Ensayos con luz azul o combinaciones azul+roja reportan reducciones del recuento de lesiones inflamatorias entre un 30% y 50% tras 6 a 8 semanas, con mejoras subjetivas de dolor y sensibilidad. Los resultados dependen del tipo de lesión y la regularidad. La evidencia sugiere que la constancia supera en impacto a sesiones intensas ocasionales, y el mantenimiento semanal ayuda a sostener la claridad cutánea.
Estudios divididos por rostro con luz roja e infrarroja cercana muestran atenuación de arrugas finas y mejoras en elasticidad medidas por cutometría y perfilometría. Los cambios suelen ser sutiles pero acumulativos entre 8 y 12 semanas. La percepción del paciente mejora al combinar hidratación y fotoprotección. El efecto se estabiliza con mantenimiento, reforzando la importancia de una rutina realista, amable y sostenida.
La hiperpigmentación responde de forma más variable. Estudios piloto sugieren que la luz roja e infrarroja cercana favorecen la uniformidad del tono, especialmente cuando se combinan con antioxidantes y protección solar. En melasma, se reportan mejoras modestas y mayor tolerancia respecto a procedimientos agresivos. Evitar irritación es clave para prevenir rebotes, y documentar progresos con fotos ayuda a valorar los cambios honestamente.

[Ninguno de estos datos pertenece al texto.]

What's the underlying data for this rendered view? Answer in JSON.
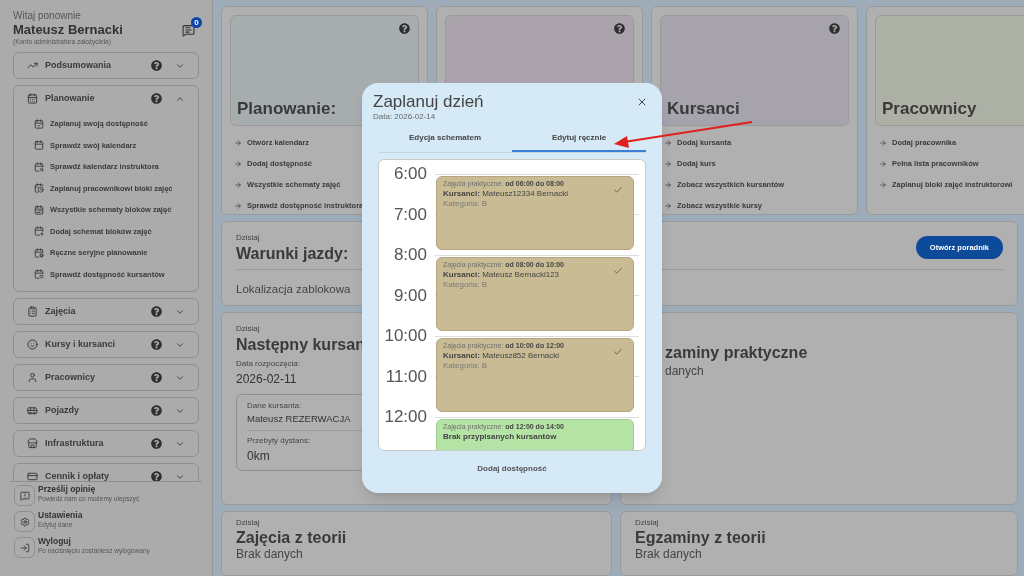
{
  "sidebar": {
    "greeting": "Witaj ponownie",
    "user_name": "Mateusz Bernacki",
    "account_type": "(Konto administratora założyciela)",
    "messages_badge": "0",
    "sections": [
      {
        "label": "Podsumowania",
        "expanded": false
      },
      {
        "label": "Planowanie",
        "expanded": true,
        "items": [
          "Zaplanuj swoją dostępność",
          "Sprawdź swój kalendarz",
          "Sprawdź kalendarz instruktora",
          "Zaplanuj pracownikowi bloki zajęć",
          "Wszystkie schematy bloków zajęć",
          "Dodaj schemat bloków zajęć",
          "Ręczne seryjne planowanie",
          "Sprawdź dostępność kursantów"
        ]
      },
      {
        "label": "Zajęcia",
        "expanded": false
      },
      {
        "label": "Kursy i kursanci",
        "expanded": false
      },
      {
        "label": "Pracownicy",
        "expanded": false
      },
      {
        "label": "Pojazdy",
        "expanded": false
      },
      {
        "label": "Infrastruktura",
        "expanded": false
      },
      {
        "label": "Cennik i opłaty",
        "expanded": false
      }
    ],
    "footer_items": [
      {
        "title": "Prześlij opinię",
        "subtitle": "Powiedz nam co możemy ulepszyć"
      },
      {
        "title": "Ustawienia",
        "subtitle": "Edytuj dane"
      },
      {
        "title": "Wyloguj",
        "subtitle": "Po naciśnięciu zostaniesz wylogowany"
      }
    ]
  },
  "quick_cards": [
    {
      "title": "Planowanie:",
      "color": "#a7acaf",
      "links": [
        "Otwórz kalendarz",
        "Dodaj dostępność",
        "Wszystkie schematy zajęć",
        "Sprawdź dostępność instruktora"
      ]
    },
    {
      "color": "#aaa3ac"
    },
    {
      "title": "Kursanci",
      "color": "#a7a3ad",
      "links": [
        "Dodaj kursanta",
        "Dodaj kurs",
        "Zobacz wszystkich kursantów",
        "Zobacz wszystkie kursy"
      ]
    },
    {
      "title": "Pracownicy",
      "color": "#adb0a4",
      "links": [
        "Dodaj pracownika",
        "Pełna lista pracowników",
        "Zaplanuj bloki zajęć instruktorowi"
      ]
    }
  ],
  "conditions": {
    "caption": "Dzisiaj",
    "title": "Warunki jazdy:",
    "button": "Otwórz poradnik",
    "message": "Lokalizacja zablokowa"
  },
  "next_student": {
    "caption": "Dzisiaj",
    "title": "Następny kursan",
    "start_label": "Data rozpoczęcia:",
    "start_date": "2026-02-11",
    "student_label": "Dane kursanta:",
    "student_name": "Mateusz REZERWACJA",
    "distance_label": "Przebyty dystans:",
    "distance": "0km"
  },
  "practical_exams": {
    "title": "zaminy praktyczne",
    "message": "danych"
  },
  "theory_classes": {
    "caption": "Dzisiaj",
    "title": "Zajęcia z teorii",
    "message": "Brak danych"
  },
  "theory_exams": {
    "caption": "Dzisiaj",
    "title": "Egzaminy z teorii",
    "message": "Brak danych"
  },
  "modal": {
    "title": "Zaplanuj dzień",
    "date": "Data: 2026-02-14",
    "tabs": [
      {
        "label": "Edycja schematem",
        "selected": false
      },
      {
        "label": "Edytuj ręcznie",
        "selected": true
      }
    ],
    "hours": [
      "6:00",
      "7:00",
      "8:00",
      "9:00",
      "10:00",
      "11:00",
      "12:00"
    ],
    "events": [
      {
        "kind": "booked",
        "type_label": "Zajęcia praktyczne:",
        "time": "od 06:00 do 08:00",
        "students_label": "Kursanci:",
        "students": "Mateusz12334 Bernacki",
        "category": "Kategoria: B",
        "confirmed": true
      },
      {
        "kind": "booked",
        "type_label": "Zajęcia praktyczne:",
        "time": "od 08:00 do 10:00",
        "students_label": "Kursanci:",
        "students": "Mateusz Bernacki123",
        "category": "Kategoria: B",
        "confirmed": true
      },
      {
        "kind": "booked",
        "type_label": "Zajęcia praktyczne:",
        "time": "od 10:00 do 12:00",
        "students_label": "Kursanci:",
        "students": "Mateusz852 Bernacki",
        "category": "Kategoria: B",
        "confirmed": true
      },
      {
        "kind": "free",
        "type_label": "Zajęcia praktyczne:",
        "time": "od 12:00 do 14:00",
        "note": "Brak przypisanych kursantów",
        "confirmed": false
      }
    ],
    "add_button": "Dodaj dostępność"
  }
}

Las máscaras favorecen comodidad y cobertura uniforme; los paneles ofrecen versatilidad y potencia ajustable; los puntuales concentran energía en áreas pequeñas. Evalúa tu objetivo principal, tiempo disponible y tolerancia al calor. Valora el peso, el cableado y la facilidad de limpieza. Prueba encajes y soportes para manos libres. Una buena ergonomía frecuentemente diferencia un aparato que usas del que abandonas.

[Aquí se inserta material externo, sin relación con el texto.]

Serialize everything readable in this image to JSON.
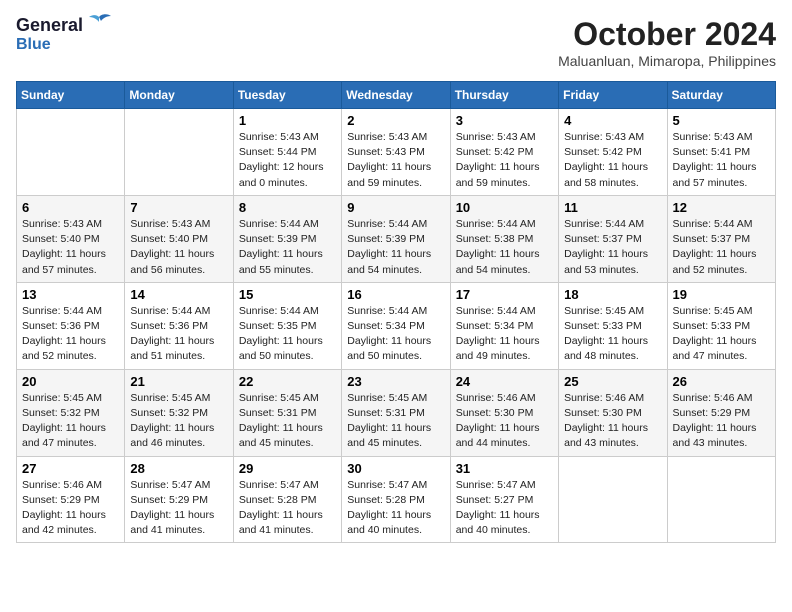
{
  "logo": {
    "line1": "General",
    "line2": "Blue"
  },
  "title": "October 2024",
  "location": "Maluanluan, Mimaropa, Philippines",
  "days_of_week": [
    "Sunday",
    "Monday",
    "Tuesday",
    "Wednesday",
    "Thursday",
    "Friday",
    "Saturday"
  ],
  "weeks": [
    [
      {
        "day": "",
        "info": ""
      },
      {
        "day": "",
        "info": ""
      },
      {
        "day": "1",
        "info": "Sunrise: 5:43 AM\nSunset: 5:44 PM\nDaylight: 12 hours\nand 0 minutes."
      },
      {
        "day": "2",
        "info": "Sunrise: 5:43 AM\nSunset: 5:43 PM\nDaylight: 11 hours\nand 59 minutes."
      },
      {
        "day": "3",
        "info": "Sunrise: 5:43 AM\nSunset: 5:42 PM\nDaylight: 11 hours\nand 59 minutes."
      },
      {
        "day": "4",
        "info": "Sunrise: 5:43 AM\nSunset: 5:42 PM\nDaylight: 11 hours\nand 58 minutes."
      },
      {
        "day": "5",
        "info": "Sunrise: 5:43 AM\nSunset: 5:41 PM\nDaylight: 11 hours\nand 57 minutes."
      }
    ],
    [
      {
        "day": "6",
        "info": "Sunrise: 5:43 AM\nSunset: 5:40 PM\nDaylight: 11 hours\nand 57 minutes."
      },
      {
        "day": "7",
        "info": "Sunrise: 5:43 AM\nSunset: 5:40 PM\nDaylight: 11 hours\nand 56 minutes."
      },
      {
        "day": "8",
        "info": "Sunrise: 5:44 AM\nSunset: 5:39 PM\nDaylight: 11 hours\nand 55 minutes."
      },
      {
        "day": "9",
        "info": "Sunrise: 5:44 AM\nSunset: 5:39 PM\nDaylight: 11 hours\nand 54 minutes."
      },
      {
        "day": "10",
        "info": "Sunrise: 5:44 AM\nSunset: 5:38 PM\nDaylight: 11 hours\nand 54 minutes."
      },
      {
        "day": "11",
        "info": "Sunrise: 5:44 AM\nSunset: 5:37 PM\nDaylight: 11 hours\nand 53 minutes."
      },
      {
        "day": "12",
        "info": "Sunrise: 5:44 AM\nSunset: 5:37 PM\nDaylight: 11 hours\nand 52 minutes."
      }
    ],
    [
      {
        "day": "13",
        "info": "Sunrise: 5:44 AM\nSunset: 5:36 PM\nDaylight: 11 hours\nand 52 minutes."
      },
      {
        "day": "14",
        "info": "Sunrise: 5:44 AM\nSunset: 5:36 PM\nDaylight: 11 hours\nand 51 minutes."
      },
      {
        "day": "15",
        "info": "Sunrise: 5:44 AM\nSunset: 5:35 PM\nDaylight: 11 hours\nand 50 minutes."
      },
      {
        "day": "16",
        "info": "Sunrise: 5:44 AM\nSunset: 5:34 PM\nDaylight: 11 hours\nand 50 minutes."
      },
      {
        "day": "17",
        "info": "Sunrise: 5:44 AM\nSunset: 5:34 PM\nDaylight: 11 hours\nand 49 minutes."
      },
      {
        "day": "18",
        "info": "Sunrise: 5:45 AM\nSunset: 5:33 PM\nDaylight: 11 hours\nand 48 minutes."
      },
      {
        "day": "19",
        "info": "Sunrise: 5:45 AM\nSunset: 5:33 PM\nDaylight: 11 hours\nand 47 minutes."
      }
    ],
    [
      {
        "day": "20",
        "info": "Sunrise: 5:45 AM\nSunset: 5:32 PM\nDaylight: 11 hours\nand 47 minutes."
      },
      {
        "day": "21",
        "info": "Sunrise: 5:45 AM\nSunset: 5:32 PM\nDaylight: 11 hours\nand 46 minutes."
      },
      {
        "day": "22",
        "info": "Sunrise: 5:45 AM\nSunset: 5:31 PM\nDaylight: 11 hours\nand 45 minutes."
      },
      {
        "day": "23",
        "info": "Sunrise: 5:45 AM\nSunset: 5:31 PM\nDaylight: 11 hours\nand 45 minutes."
      },
      {
        "day": "24",
        "info": "Sunrise: 5:46 AM\nSunset: 5:30 PM\nDaylight: 11 hours\nand 44 minutes."
      },
      {
        "day": "25",
        "info": "Sunrise: 5:46 AM\nSunset: 5:30 PM\nDaylight: 11 hours\nand 43 minutes."
      },
      {
        "day": "26",
        "info": "Sunrise: 5:46 AM\nSunset: 5:29 PM\nDaylight: 11 hours\nand 43 minutes."
      }
    ],
    [
      {
        "day": "27",
        "info": "Sunrise: 5:46 AM\nSunset: 5:29 PM\nDaylight: 11 hours\nand 42 minutes."
      },
      {
        "day": "28",
        "info": "Sunrise: 5:47 AM\nSunset: 5:29 PM\nDaylight: 11 hours\nand 41 minutes."
      },
      {
        "day": "29",
        "info": "Sunrise: 5:47 AM\nSunset: 5:28 PM\nDaylight: 11 hours\nand 41 minutes."
      },
      {
        "day": "30",
        "info": "Sunrise: 5:47 AM\nSunset: 5:28 PM\nDaylight: 11 hours\nand 40 minutes."
      },
      {
        "day": "31",
        "info": "Sunrise: 5:47 AM\nSunset: 5:27 PM\nDaylight: 11 hours\nand 40 minutes."
      },
      {
        "day": "",
        "info": ""
      },
      {
        "day": "",
        "info": ""
      }
    ]
  ]
}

Busca nm declarados, irradiancia medida a una distancia clara y curvas de distribución de luz. Evita términos vagos como “potente” sin datos. Las revisiones con mediciones independientes, cuando existen, aportan confianza. Si el fabricante detalla variación entre centros y bordes del panel, mejor. Entender tu dosis real te permite replicar protocolos de estudios y ajustar con precisión, reduciendo prueba y error innecesarios.
Un dispositivo excelente pero incómodo quedará guardado. Define dónde y cuándo lo usarás, si necesitas manos libres, y cómo encaja con limpieza, activos y fotoprotección. Considera ruido, calor, tamaño y almacenamiento. Pon recordatorios visibles. Si compartes el equipo, establece reglas de higiene. La alineación logística transforma la constancia en hábito y convierte la ciencia en resultados visibles, sostenibles y disfrutables.